Und so ist dieser Tschechow auch nicht nach Anatolien verlegt worden, wie
das Eingangsbild kurz vermuten ließ. Sondern wir sind und bleiben im Maxim
Gorki Theater, das Spielfläche und Experimentierfeld dieser Zusammenführung
sein wird. Die graue Wand mit dem rautenförmigen Stuck, die den
Zuschauerraum einfasst, findet sich auch auf Magda Willis Bühne wieder.
Ganz am Ende wird Lopachin, der neue Hausherr (Taner Sahintürk), die Tapete
mit dem Rautenmuster abreißen.
## Eine neue Geselschaft erscheint
Immer neue Tapetenreste werden darunter zum Vorschein kommen – Reste von
denen, die früher hier waren. Am Ende kippt er die Wand um und eine neue
Gesellschaft erscheint dahinter und tanzt zu einem west-östlichen Musikmix
in eine offene Zukunft. Am Anfang des Abends steht zunächst ein Klavier vor
dieser Wand, an das sich die schwarz verschleierte Frau setzt und Chopin zu
spielen beginnt, übrigens auch Kind eines französischen Arbeitsmigranten in
Polen – und später selbst exiliert und heimatlos.
Heimat ist das große Thema dieses Abends: Was ist das überhaupt, Heimat,
Identität? Das spielt der Abend an den unterschiedlichsten inhaltlichen
Fronten durch. Das Tschechow-Stück ist nur eine davon. Auch die Geschichten
ganz anderer Figuren sind eingeflochten. Die der hinreißenden
Travestiekünstlerin Fatma Souad zum Beispiel. Oder die Biografie Çetin
Ipekkayas, der als politischer Flüchtling aus der Türkei nach Deutschland
kam. Zusammengeführt werden reale und Tschechows Theatergeschichten in der
Figur Lopachins, des einstigen Leibeigenen, der nun zum neuen Gutsherren
wird.
Taner Sahintürk legt in den ungelenken Charme , der er dieser Figur
verleiht, einmal auch die ganze Verbitterung der türkischen „Gastarbeiter“
und ihrer Nachkommen über die Missachtung, die ihnen hier zuteil geworden
ist. Die Kostüme (auch Magda Willi) stammen aus dem Fantasiefundus des
deutschen Heimatfilms, angeschrägt und ins Schrille zugespitzt: Die Frauen
haben Schwarzwaldbommeln auf dem Kopf, tragen weite Folkloreröcke und
luftige Blusen. Nur Birken, die geradezu paradigmatisch für das
Tschechow-Klischee auf deutschen Bühnen stehen, kommen nicht vor.
## Ein toter Gigant
Eine Birke gibt es erst am zweiten Eröffnungsabend: in Yael Ronens Adaption
des Romans von Olga Grjasnowa „Der Russe ist einer, der Birken liebt“, der
einerseits das russische Thema des Eröffnungsabends, aber auch das
Heimatthema weiterspinnt. Allerdings liegt diese Birke umgestürzt über der
ganzen Bühne, ein toter Gigant, der erst am Schluss von Stahlseilen in den
Bühnenhimmel gezogen wird. Identitätsbildung als theatralischer Kraftakt.

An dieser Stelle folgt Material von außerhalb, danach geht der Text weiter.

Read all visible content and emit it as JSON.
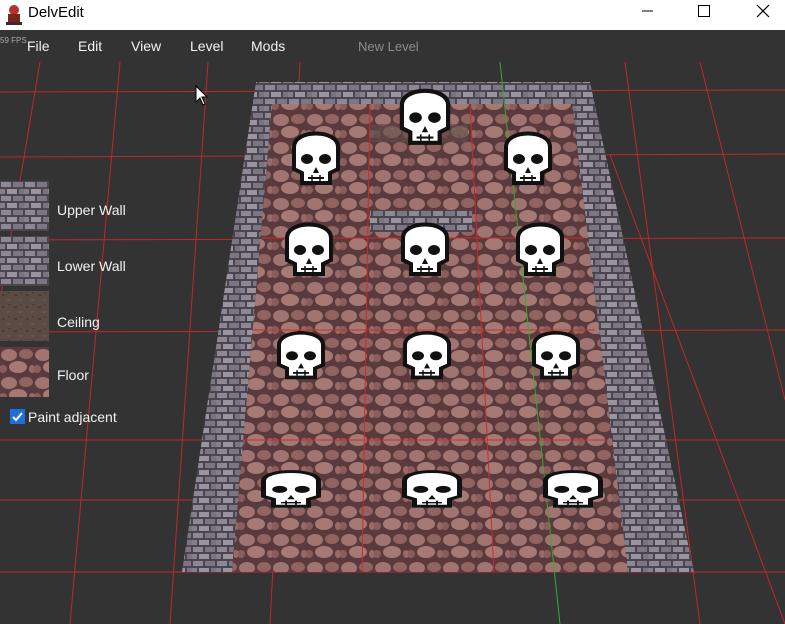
{
  "window": {
    "title": "DelvEdit",
    "controls": [
      "minimize-icon",
      "maximize-icon",
      "close-icon"
    ]
  },
  "hud": {
    "fps": "59 FPS",
    "level_name": "New Level"
  },
  "menu": [
    {
      "label": "File"
    },
    {
      "label": "Edit"
    },
    {
      "label": "View"
    },
    {
      "label": "Level"
    },
    {
      "label": "Mods"
    }
  ],
  "textures": [
    {
      "label": "Upper Wall",
      "icon": "stone-brick-texture"
    },
    {
      "label": "Lower Wall",
      "icon": "stone-brick-texture"
    },
    {
      "label": "Ceiling",
      "icon": "dirt-texture"
    },
    {
      "label": "Floor",
      "icon": "cobblestone-texture"
    }
  ],
  "paint_adjacent": {
    "label": "Paint adjacent",
    "checked": true
  },
  "scene": {
    "skull_markers": 12,
    "colors": {
      "grid": "#cc1f1f",
      "floor": "#8a5c58",
      "wall": "#6b6670",
      "background": "#333333",
      "accent_axis": "#2fae2f"
    }
  }
}
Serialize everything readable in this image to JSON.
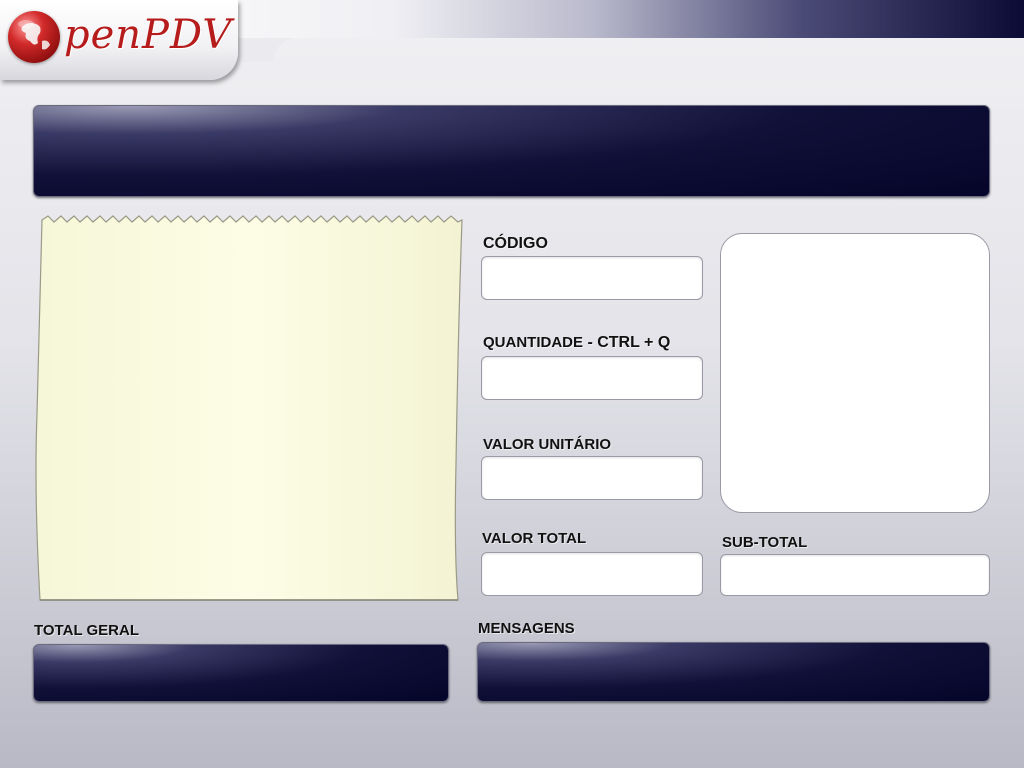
{
  "app": {
    "logo_text": "penPDV",
    "colors": {
      "accent_navy": "#0b0b35",
      "logo_red": "#b71c1c",
      "receipt_paper": "#fdfde4",
      "background": "#e3e3e9"
    },
    "icons": [
      "globe-logo-icon"
    ]
  },
  "fields": {
    "codigo_label": "CÓDIGO",
    "quantidade_label": "QUANTIDADE",
    "quantidade_hint": " - CTRL + Q",
    "valor_unitario_label": "VALOR UNITÁRIO",
    "valor_total_label": "VALOR TOTAL",
    "subtotal_label": "SUB-TOTAL",
    "total_geral_label": "TOTAL GERAL",
    "mensagens_label": "MENSAGENS"
  },
  "values": {
    "codigo": "",
    "quantidade": "",
    "valor_unitario": "",
    "valor_total": "",
    "subtotal": "",
    "total_geral": "",
    "mensagens": "",
    "header_display": ""
  }
}
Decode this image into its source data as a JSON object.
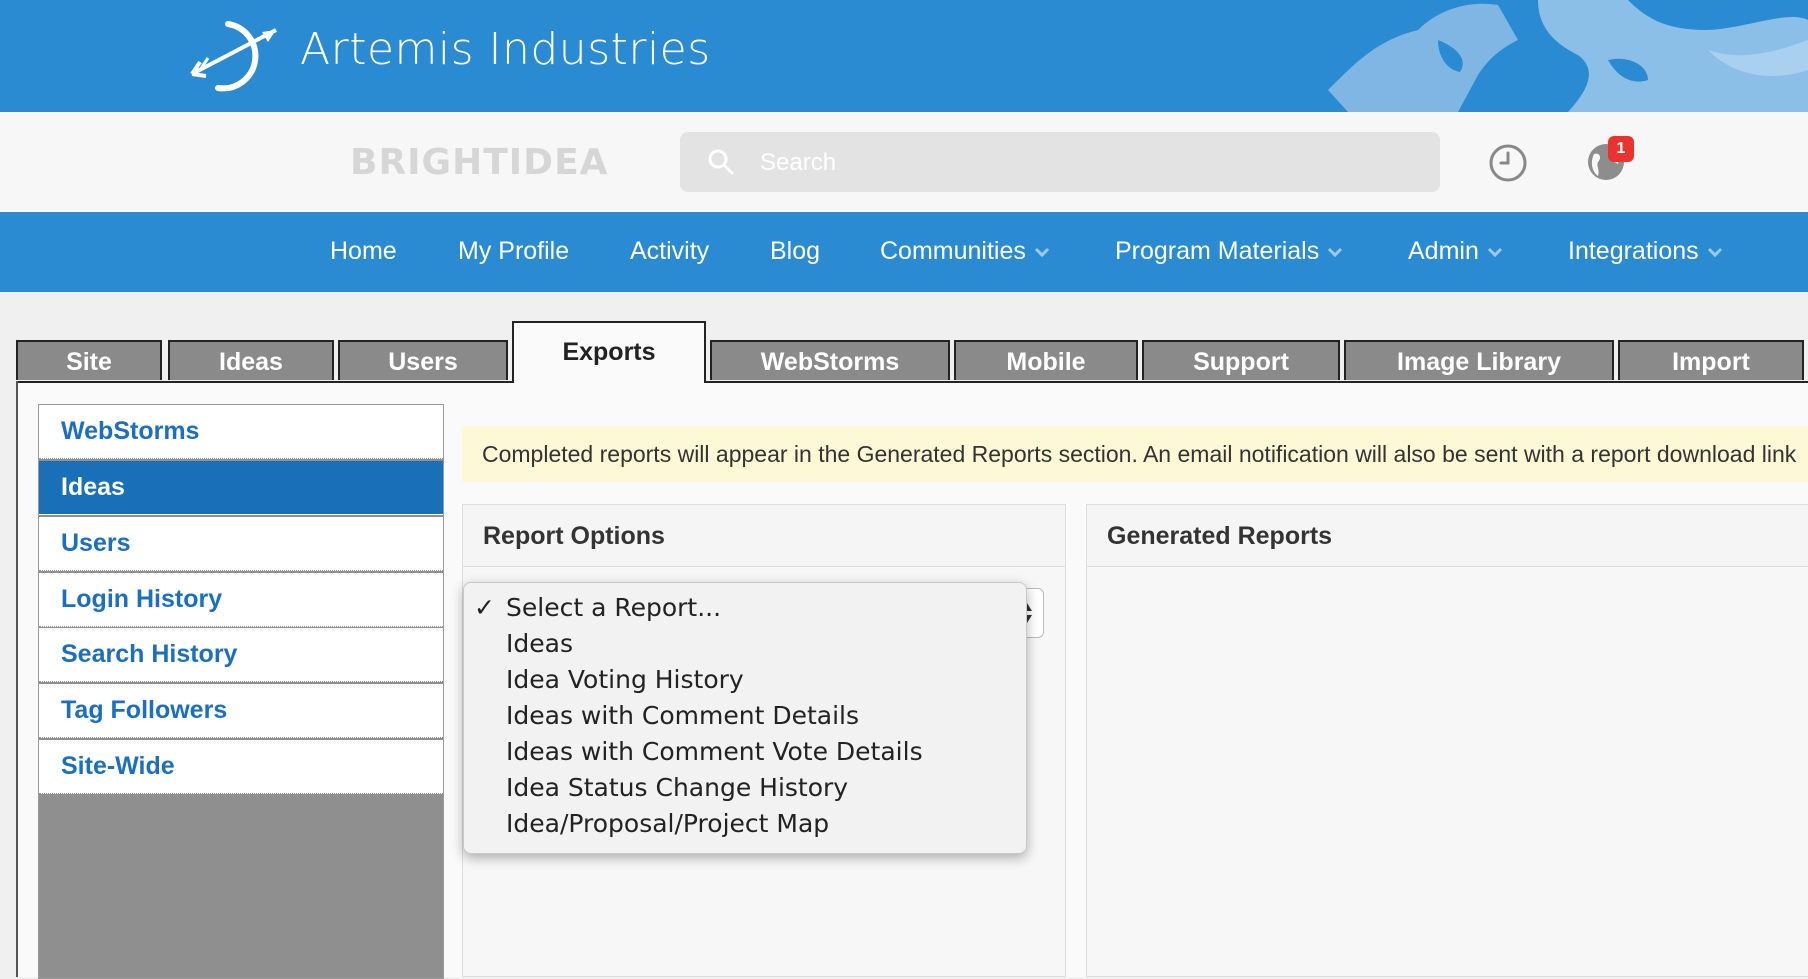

Die israelische Regisseurin Yael Ronen, die bisher an der Berliner
Schaubühne inszenierte, gehört nun als Hausregisseurin wie Erpulat ans
Maxim Gorki Theater.
Ihre Spezialität sind luzide Geschichts- und Identitätsbefragungen vor dem
Hintergrund der Geschichte des 20. Jahrhunderts. Als solche liest sie auch
den Roman über eine junge Frau, die aus dem bürgerkriegsgeschüttelte
Aserbaidschan nach Deutschland kam – also weder Russin noch eine Deutsche
ist. Der Abend erzählt die Geschichte der jungen entwurzelten und
traumatisierten Mascha als Stationendrama. Der Schauspieler Dimitrij Schaad
fungiert mit Gitarre und großer musikalischer Begabung als Erzähler von der
Unmöglichkeit, irgendwo anders heimisch zu werden, als bei einem Menschen,
den man liebt.
Yael Ronen bevölkert den Abend mit falschen Russen und echten Deutschen,
Juden, Arabern und Christen – und würfelt die Gewissheiten und Klischees
immer wieder durcheinander. Und trotzdem überzeugten an diesem Abend im
Wesentlichen die Schauspieler – allen voran Dimitrij Schaad und Anastasia
Grubareva in der Rolle der Protagonistin Mascha.
## Zwei Intensiv-Liebestäter
Beiden Schauspielern kann man auch am dritten Abend des Eröffnungsmarathons
dieses Wochenendes wiederbegegnen: in Hakan Savas Micans Inszenierung von
Marianna Salzmanns neuem Stück „Schwimmen lernen“ schreiben sie auf eine
Art die Figuren des Ronen-Abends fort: zwei Intensiv-Liebestäter, die ihren
Meister suchen und in dieser Suche verlorengehen.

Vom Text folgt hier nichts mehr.